A cyber scammer is thought to have netted $100 million (£77.4 million) with a brazen phishing scam targeting some of the biggest names in tech.

Upon learning that both Facebook and Google frequently used the services of Taiwanese electronics manufacturer Quanta Computer, 48-year old Evaldas Rimasauskas allegedly began a campaign of invoicing the tech giants with forged documents purporting to be from Quanta.

Rimasauskas didn’t stop at cleverly forged invoices, though. He is alleged to have gone so far as to register and incorporate a company of his own, also called Quanta Computer. The real company’s branding was then used on fake invoices, contracts and letters, which also bore corporate stamps embossed (fraudulently, of course) with the names of Google and Facebook.

The final piece of the puzzle was billing Facebook and Google for services that Quanta Computer had legitimately undertaken. Then, all Rimasauskas had to do to tie up his operation was get the money wired to his bank accounts in Latvia and Cyprus, rather than the genuine Quanta ones in Asia.

The ruse worked, and the fake invoices were paid – totalling some $100 million. It’s thought that Rimasauskas managed to get away with the scam for two years, from 2013 to October 2015.

Rather understandably, Google and Facebook didn’t want to be identified in the trial, as it’s a rather damning for these trusted companies to fall for such fakes. However, a Fortune investigation found that the “multinational technology company, specialising in internet-related services and products” was, in fact, Google, and the “multinational corporation providing online social media and networking services” was Facebook. Once outed, both companies came clean and admitted they were, indeed, the ones to have been hit.

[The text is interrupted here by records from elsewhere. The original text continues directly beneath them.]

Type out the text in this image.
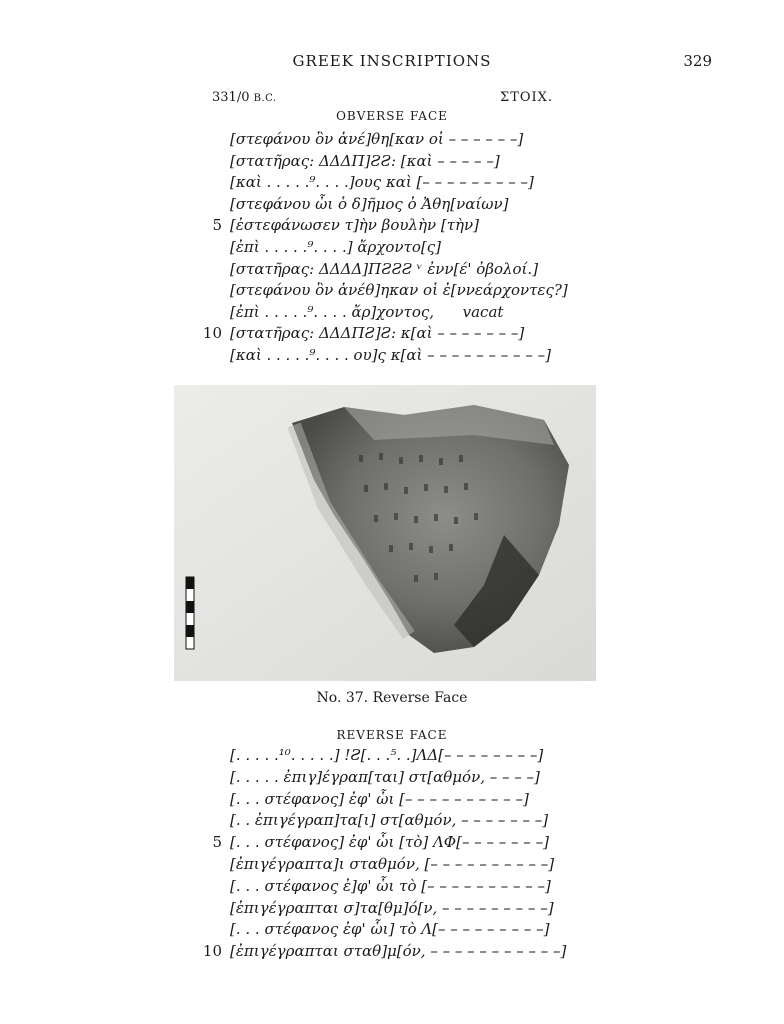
GREEK INSCRIPTIONS	329
331/0 B.C.	ΣΤΟΙΧ.
OBVERSE FACE
[στεφάνου ὃν ἀνέ]θη[καν οἱ – – – – – –]
[στατῆρας: ΔΔΔΠ]ƧƧ: [καὶ – – – – –]
[καὶ . . . . .⁹. . . .]ους καὶ [– – – – – – – – –]
[στεφάνου ὧι ὁ δ]ῆμος ὁ Ἀθη[ναίων]
5 [ἐστεφάνωσεν τ]ὴν βουλὴν [τὴν]
[ἐπὶ . . . . .⁹. . . .] ἄρχοντο[ς]
[στατῆρας: ΔΔΔΔ]ΠƧƧƧ ᵛ ἐνν[έ' ὀβολοί.]
[στεφάνου ὃν ἀνέθ]ηκαν οἱ ἐ[ννεάρχοντες?]
[ἐπὶ . . . . .⁹. . . . ἄρ]χοντος,      vacat
10 [στατῆρας: ΔΔΔΠƧ]Ƨ: κ[αὶ – – – – – – –]
[καὶ . . . . .⁹. . . . ου]ς κ[αὶ – – – – – – – – – –]
No. 37. Reverse Face
REVERSE FACE
[. . . . .¹⁰. . . . .] !Ƨ[. . .⁵. .]ΛΔ[– – – – – – – –]
[. . . . . ἐπιγ]έγραπ[ται] στ[αθμόν, – – – –]
[. . . στέφανος] ἐφ' ὧι [– – – – – – – – – –]
[. . ἐπιγέγραπ]τα[ι] στ[αθμόν, – – – – – – –]
5 [. . . στέφανος] ἐφ' ὧι [τὸ] ΛΦ[– – – – – – –]
[ἐπιγέγραπτα]ι σταθμόν, [– – – – – – – – – –]
[. . . στέφανος ἐ]φ' ὧι τὸ [– – – – – – – – – –]
[ἐπιγέγραπται σ]τα[θμ]ό[ν, – – – – – – – – –]
[. . . στέφανος ἐφ' ὧι] τὸ Λ[– – – – – – – – –]
10 [ἐπιγέγραπται σταθ]μ[όν, – – – – – – – – – – –]
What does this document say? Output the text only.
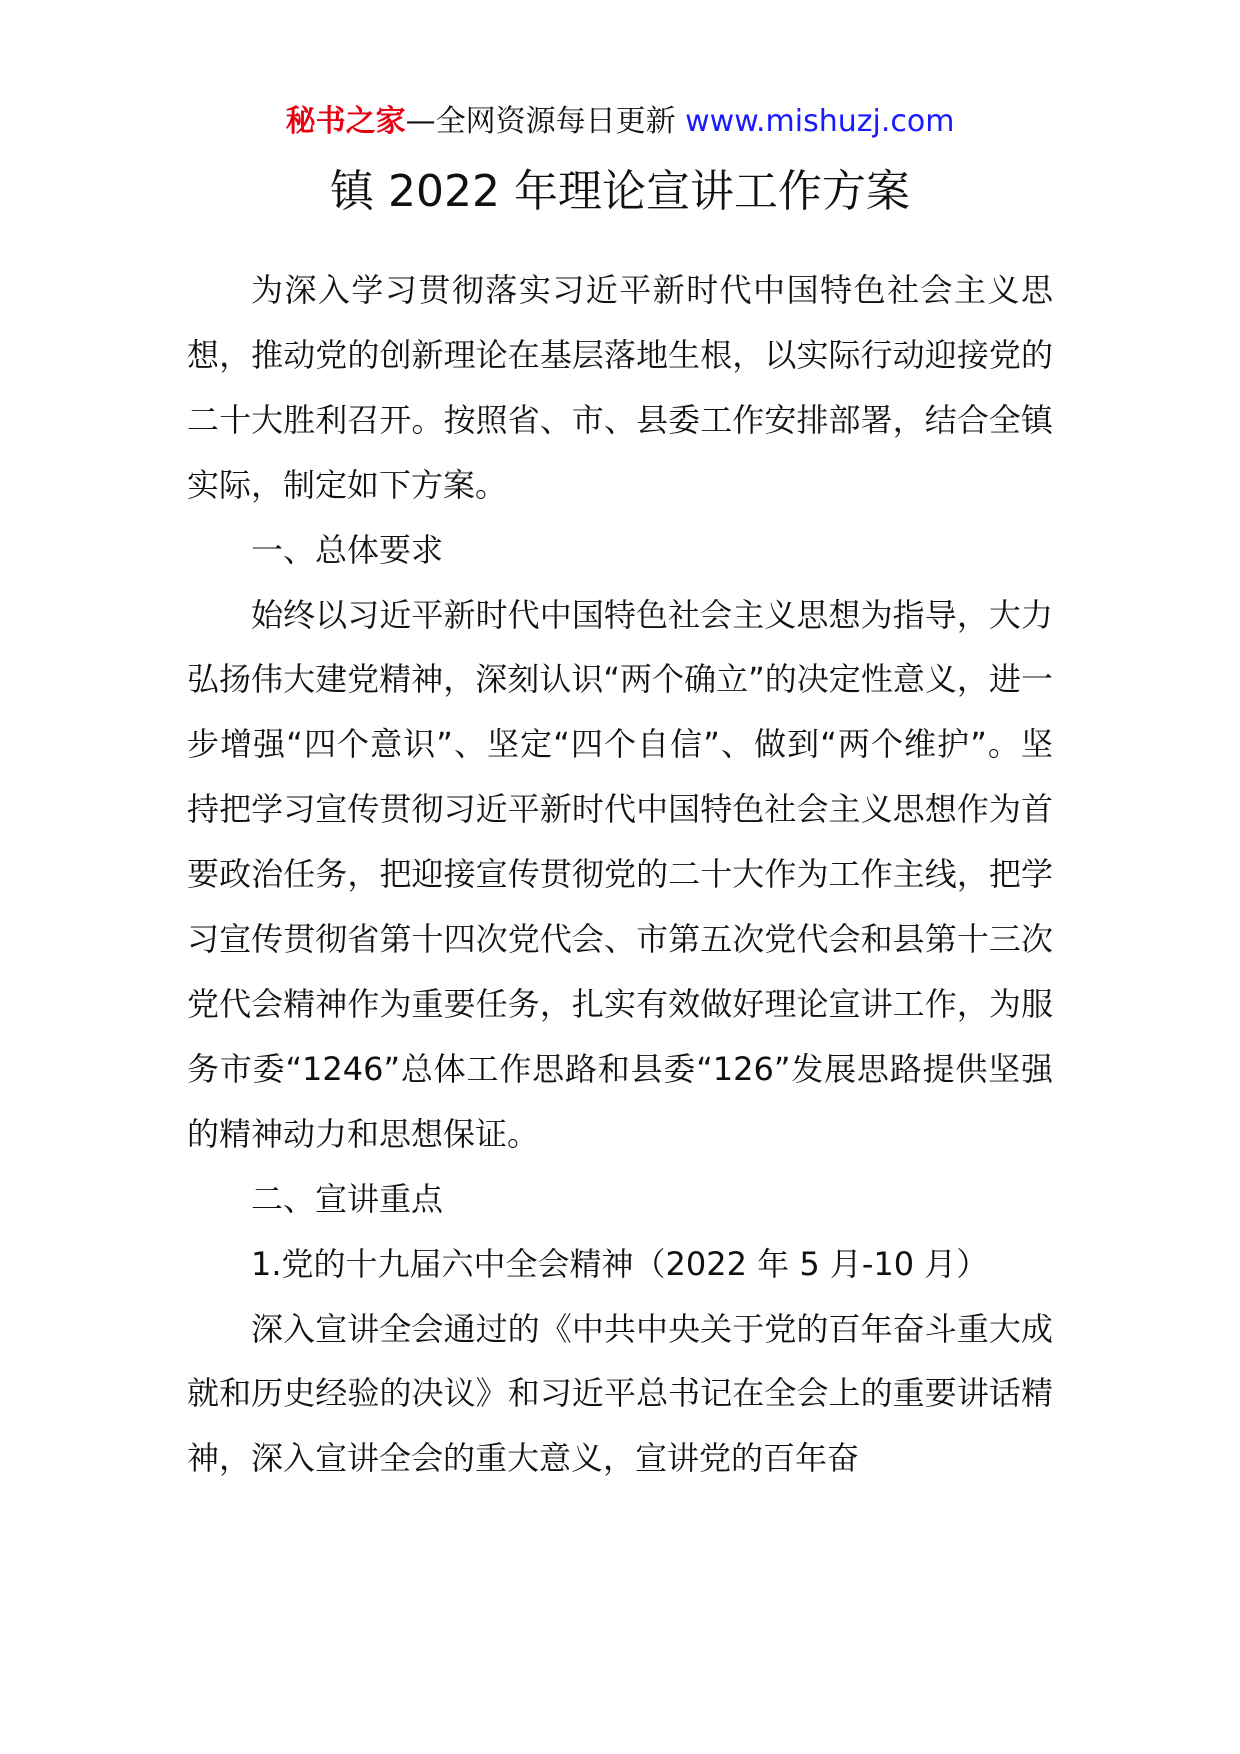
秘书之家—全网资源每日更新 www.mishuzj.com
镇 2022 年理论宣讲工作方案

为深入学习贯彻落实习近平新时代中国特色社会主义思想，推动党的创新理论在基层落地生根，以实际行动迎接党的二十大胜利召开。按照省、市、县委工作安排部署，结合全镇实际，制定如下方案。

一、总体要求

始终以习近平新时代中国特色社会主义思想为指导，大力弘扬伟大建党精神，深刻认识“两个确立”的决定性意义，进一步增强“四个意识”、坚定“四个自信”、做到“两个维护”。坚持把学习宣传贯彻习近平新时代中国特色社会主义思想作为首要政治任务，把迎接宣传贯彻党的二十大作为工作主线，把学习宣传贯彻省第十四次党代会、市第五次党代会和县第十三次党代会精神作为重要任务，扎实有效做好理论宣讲工作，为服务市委“1246”总体工作思路和县委“126”发展思路提供坚强的精神动力和思想保证。

二、宣讲重点

1.党的十九届六中全会精神（2022 年 5 月-10 月）

深入宣讲全会通过的《中共中央关于党的百年奋斗重大成就和历史经验的决议》和习近平总书记在全会上的重要讲话精神，深入宣讲全会的重大意义，宣讲党的百年奋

Both firms released statements saying they worked with the law enforcement agencies throughout the investigation and that money lost to the scam had now been recovered. It appears that maybe not all of the money found its way back, though, with Facebook admitting it “recovered the bulk of the funds”.

Though the scam may seem rather old hat now, maybe even a good old-fashioned ruse, it shows that – even in today’s world of high-tech cyber security – some of the older methods can still be devastatingly effective.